# DC Sues Doordash



## gabesdaddee (Dec 4, 2017)

https://www.cnbc.com/2019/11/19/dc-...ordash-claiming-it-pocketed-workers-tips.html


----------



## tohunt4me (Nov 23, 2015)

O MY !


----------



## smithers54 (Jan 7, 2019)

quite honestly how is the pay scale any different to the previous model...dd contributes 2 or 3 bucks and the rest a tip to sub the miles..same pay model different wording


----------



## kingcorey321 (May 20, 2018)

smithers54 said:


> quite honestly how is the pay scale any different to the previous model...dd contributes 2 or 3 bucks and the rest a tip to sub the miles..same pay model different wording


how much does dd actually make average per order ? any idea ? and that bonus they give 2 or 3 its total shit. my average order is the same size 9 to 12 bucks with or with out the bonus added


----------



## smithers54 (Jan 7, 2019)

yup its a steady 2 to 3 bucks under 5 miles. I have driven 5 miles and got 2 bucks plus tip. I have driven 1.5 miles and gotten 3 dollars plus tip. I have gotten a 2 dollar tip over 6 mile run and dd supliment it. so I submitted a ticket that it in fact is not based on miles ect. I got a canned response back. so their algo doesnt make sense. they are still subing

the smallest reqest was 2.00 im my market. I am at a 15% acceptance rate with all the crap orders. There are PPL taking the 2 dollar orders

bonus? Peak pay? with peak its the same. its all part of making ppl think they are getting more...the new pay model is no different. dollar plus tip the new pay model 2 to 3 dollars plus tip


----------



## kingcorey321 (May 20, 2018)

my acc rating is 42 % but i accept any ride that will earn me at least a buck a mile unless its going to a area i know its ghetto strong pass even if its a buck a mile the next delivery will not be good and dead head home


----------



## smithers54 (Jan 7, 2019)

Sometimes a buck a mile isn't worth it. Time is money. If it 6 bucks a Wendy's and its 6 miles...still not worth it


----------



## cdub (May 16, 2016)

gabesdaddee said:


> https://www.cnbc.com/2019/11/19/dc-...ordash-claiming-it-pocketed-workers-tips.html


Finally, what I've been hoping for. DD will need to give an account for stealing tips, and I hope the AG wins. I possibly put a target on my back, but I have been advising my customers/family/friends/whoever will listen for years not to tip through the app.


----------



## dlearl476 (Oct 3, 2017)

cdub said:


> Finally, what I've been hoping for. DD will need to give an account for stealing tips, and I hope the AG wins. I possibly put a target on my back, but I have been advising my customers/family/friends/whoever will listen for years not to tip through the app.

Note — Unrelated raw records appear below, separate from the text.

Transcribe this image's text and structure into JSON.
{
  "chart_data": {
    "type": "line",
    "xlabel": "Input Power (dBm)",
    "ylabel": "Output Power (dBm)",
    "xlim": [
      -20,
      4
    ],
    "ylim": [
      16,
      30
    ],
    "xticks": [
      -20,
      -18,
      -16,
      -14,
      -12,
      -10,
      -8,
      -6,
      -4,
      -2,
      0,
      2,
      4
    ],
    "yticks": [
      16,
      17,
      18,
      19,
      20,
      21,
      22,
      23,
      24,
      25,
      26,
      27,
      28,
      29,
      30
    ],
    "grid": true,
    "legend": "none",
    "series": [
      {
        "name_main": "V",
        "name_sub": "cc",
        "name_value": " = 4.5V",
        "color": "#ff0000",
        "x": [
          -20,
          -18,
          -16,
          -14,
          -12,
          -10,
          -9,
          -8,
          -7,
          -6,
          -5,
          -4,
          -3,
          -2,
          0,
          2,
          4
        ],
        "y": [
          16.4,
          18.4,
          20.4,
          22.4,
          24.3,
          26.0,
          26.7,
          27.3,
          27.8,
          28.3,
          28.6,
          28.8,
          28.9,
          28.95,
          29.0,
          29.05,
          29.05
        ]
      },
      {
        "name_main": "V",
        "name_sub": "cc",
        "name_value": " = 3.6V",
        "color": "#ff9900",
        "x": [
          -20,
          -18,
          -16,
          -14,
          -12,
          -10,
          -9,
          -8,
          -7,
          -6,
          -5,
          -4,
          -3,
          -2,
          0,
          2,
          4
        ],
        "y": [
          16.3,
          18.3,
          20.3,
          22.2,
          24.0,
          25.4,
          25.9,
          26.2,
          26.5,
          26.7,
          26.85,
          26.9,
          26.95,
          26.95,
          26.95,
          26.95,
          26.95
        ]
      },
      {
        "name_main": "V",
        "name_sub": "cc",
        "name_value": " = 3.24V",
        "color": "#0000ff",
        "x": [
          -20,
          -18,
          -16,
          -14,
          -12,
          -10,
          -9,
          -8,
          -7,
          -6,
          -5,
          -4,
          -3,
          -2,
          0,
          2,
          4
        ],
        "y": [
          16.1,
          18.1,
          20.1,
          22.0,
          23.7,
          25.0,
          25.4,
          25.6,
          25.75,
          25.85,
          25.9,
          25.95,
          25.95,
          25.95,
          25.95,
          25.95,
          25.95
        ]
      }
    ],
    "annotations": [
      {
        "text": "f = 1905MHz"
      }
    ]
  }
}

I did a GH order the other day $5 tip in the app. As I'm leaving the guy says, "Oh, and here's $5 because I heard they steal your tips." I said "That's DD, but thanks anyway."


----------



## KekeLo (Aug 26, 2015)

tohunt4me said:


> O MY !


What's up?


----------



## tohunt4me (Nov 23, 2015)

KekeLo said:


> What's up?


Hey YOU !
Where have you been !?!?


----------



## KekeLo (Aug 26, 2015)

tohunt4me said:


> Hey YOU !
> Where have you been !?!?


Are you still driving? I went on my first cruise a few weeks ago :smiles:


----------



## Uberdriver2710 (Jul 15, 2015)

smithers54 said:


> Sometimes a buck a mile isn't worth it. Time is money. If it 6 bucks a Wendy's and its 6 miles...still not worth it


Yes, 'a buck a mile' is only one factor. Problem/slow restaurants, are a deal breaker/insta-decline.


----------